Des millions de Syriens ont échappé aux atrocités du régime et à ces groupes terroristes. Afin d'éradiquer les menaces que représentent ces groupes terroristes et de renforcer la sécurité de ses frontières, la Türkiye a érigé un mur de 4 mètres de haut le long de 98 % de sa frontière terrestre avec la Syrie et a créé des zones de sécurité dans le nord de la Syrie après quatre opérations militaires réussies.

-Les pays européens n'ont jamais tenu leurs promesses

Le régime d'Assad et la Russie ont tous deux contraint les Syriens à se déplacer à l'intérieur et à l'extérieur de la pays, à l'instar de ce que fait la Russie en Ukraine depuis février 2022. La réponse de la Türkiye à cette pression coercitive en ouvrant ses frontières a permis de sauver des millions de vies et potentiellement l'avenir de la Syrie. Près d'un demi-million de bébés syriens sont nés en Türkiye depuis 2011, et l'approche humanitaire et responsable de la Türkiye face à la migration forcée a permis d’alléger les souffrances. En présentant l'afflux de Syriens comme une "crise", notamment en 2014 et 2015, les pays européens ont fui leur responsabilité de protection en acceptant de partager le fardeau de la Türkiye, mais n'ont jamais tenu leurs promesses.

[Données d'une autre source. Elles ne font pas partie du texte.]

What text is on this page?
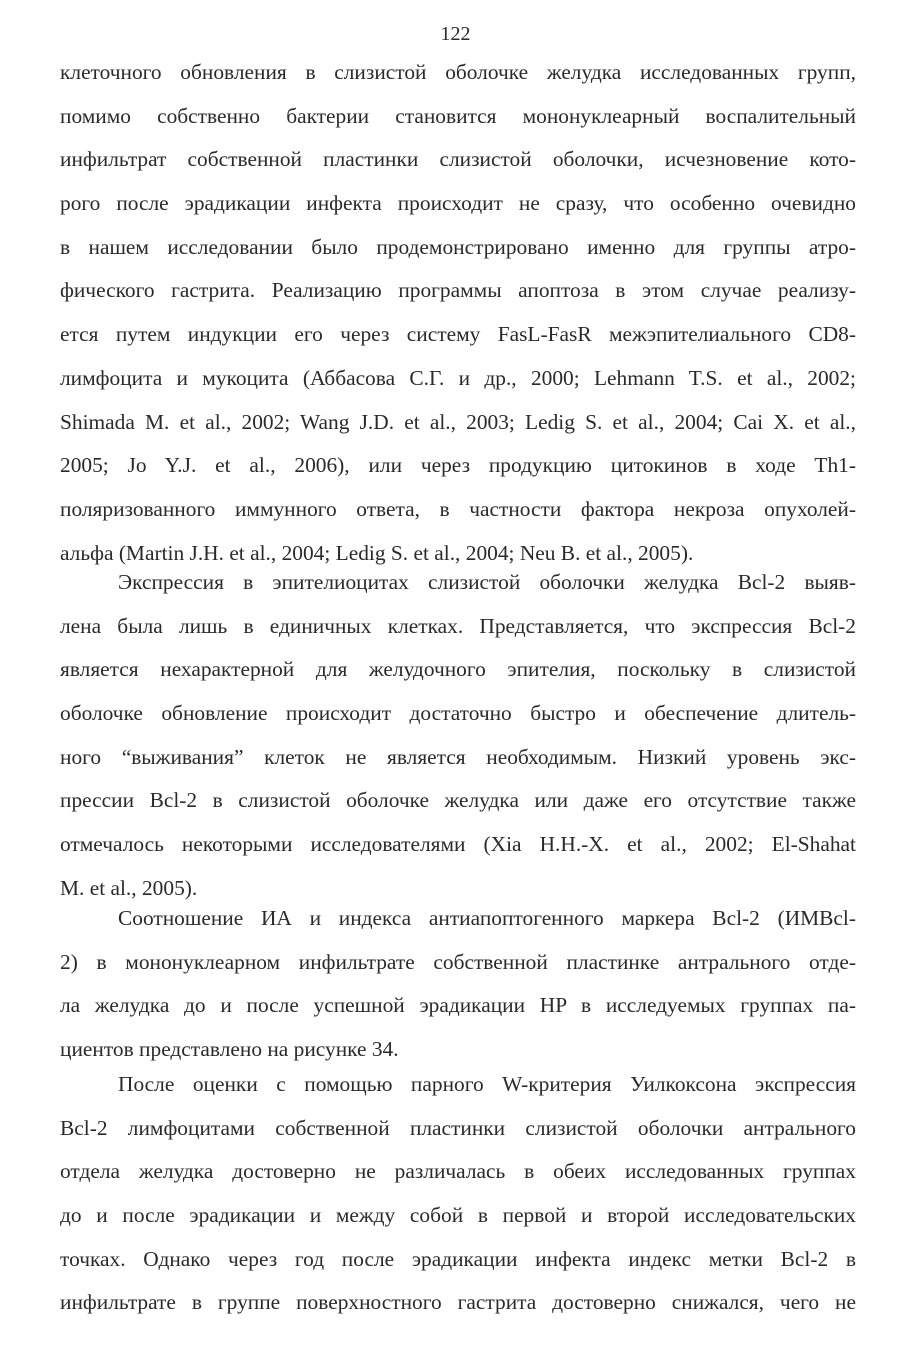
122
клеточного обновления в слизистой оболочке желудка исследованных групп,
помимо собственно бактерии становится мононуклеарный воспалительный
инфильтрат собственной пластинки слизистой оболочки, исчезновение кото-
рого после эрадикации инфекта происходит не сразу, что особенно очевидно
в нашем исследовании было продемонстрировано именно для группы атро-
фического гастрита. Реализацию программы апоптоза в этом случае реализу-
ется путем индукции его через систему FasL-FasR межэпителиального CD8-
лимфоцита и мукоцита (Аббасова С.Г. и др., 2000; Lehmann T.S. et al., 2002;
Shimada M. et al., 2002; Wang J.D. et al., 2003; Ledig S. et al., 2004; Cai X. et al.,
2005; Jo Y.J. et al., 2006), или через продукцию цитокинов в ходе Th1-
поляризованного иммунного ответа, в частности фактора некроза опухолей-
альфа (Martin J.H. et al., 2004; Ledig S. et al., 2004; Neu B. et al., 2005).
Экспрессия в эпителиоцитах слизистой оболочки желудка Bcl-2 выяв-
лена была лишь в единичных клетках. Представляется, что экспрессия Bcl-2
является нехарактерной для желудочного эпителия, поскольку в слизистой
оболочке обновление происходит достаточно быстро и обеспечение длитель-
ного “выживания” клеток не является необходимым. Низкий уровень экс-
прессии Bcl-2 в слизистой оболочке желудка или даже его отсутствие также
отмечалось некоторыми исследователями (Xia H.H.-X. et al., 2002; El-Shahat
M. et al., 2005).
Соотношение ИА и индекса антиапоптогенного маркера Bcl-2 (ИМBcl-
2) в мононуклеарном инфильтрате собственной пластинке антрального отде-
ла желудка до и после успешной эрадикации HP в исследуемых группах па-
циентов представлено на рисунке 34.
После оценки с помощью парного W-критерия Уилкоксона экспрессия
Bcl-2 лимфоцитами собственной пластинки слизистой оболочки антрального
отдела желудка достоверно не различалась в обеих исследованных группах
до и после эрадикации и между собой в первой и второй исследовательских
точках. Однако через год после эрадикации инфекта индекс метки Bcl-2 в
инфильтрате в группе поверхностного гастрита достоверно снижался, чего не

Aux premiers stades de l'exode massif des Syriens, la Türkiye a créé des centres d'hébergement temporaire le long de la frontière et à l'intérieur du pays, dont la plupart ont été progressivement fermés. Aujourd'hui, seuls 50 043 réfugiés syriens résident dans des centres d'hébergement temporaire, et le reste des réfugiés syriens vivent dans les agglomérations urbaines. Les villes turques accueillent aujourd'hui des réfugiés syriens dans des proportions variables, Istanbul et les villes du sud-est du pays en comptant le plus grand nombre. Kilis, une ville du sud-est de la Türkiye située à la frontière turco-syrienne, a un ratio réfugiés syriens/population locale de 38,4 %, ce qui est inimaginable dans la plupart des villes européennes.

-Les services mis en place pour les Syriens en Türkiye

Tous les réfugiés syriens enregistrés en Türkiye bénéficient d'une protection temporaire en vertu de la loi 6458 et ont accès à des soins de santé gratuits. En outre, 185 centres de santé pour réfugiés financés par l'UE accueillent les réfugiés syriens dans 29 villes turques afin de pallier la barrière de la langue. Près de 4 000 professionnels de la santé syriens sont employés dans ces centres.

Pour répondre aux besoins fondamentaux des réfugiés syriens, le Croissant-Rouge turc, en collaboration avec la Halkbank, a créé le dispositif de la carte du Croissant-Rouge, qui permet de fournir les montants alloués aux personnes dans le besoin tout en gagnant du temps et en évitant les formalités logistiques. Les titulaires de la carte peuvent effectuer leurs achats sans utiliser d'argent liquide en transférant l'argent prévu par le Croissant-Rouge turc sur leur propre compte affilié à leur carte Croissant-Rouge.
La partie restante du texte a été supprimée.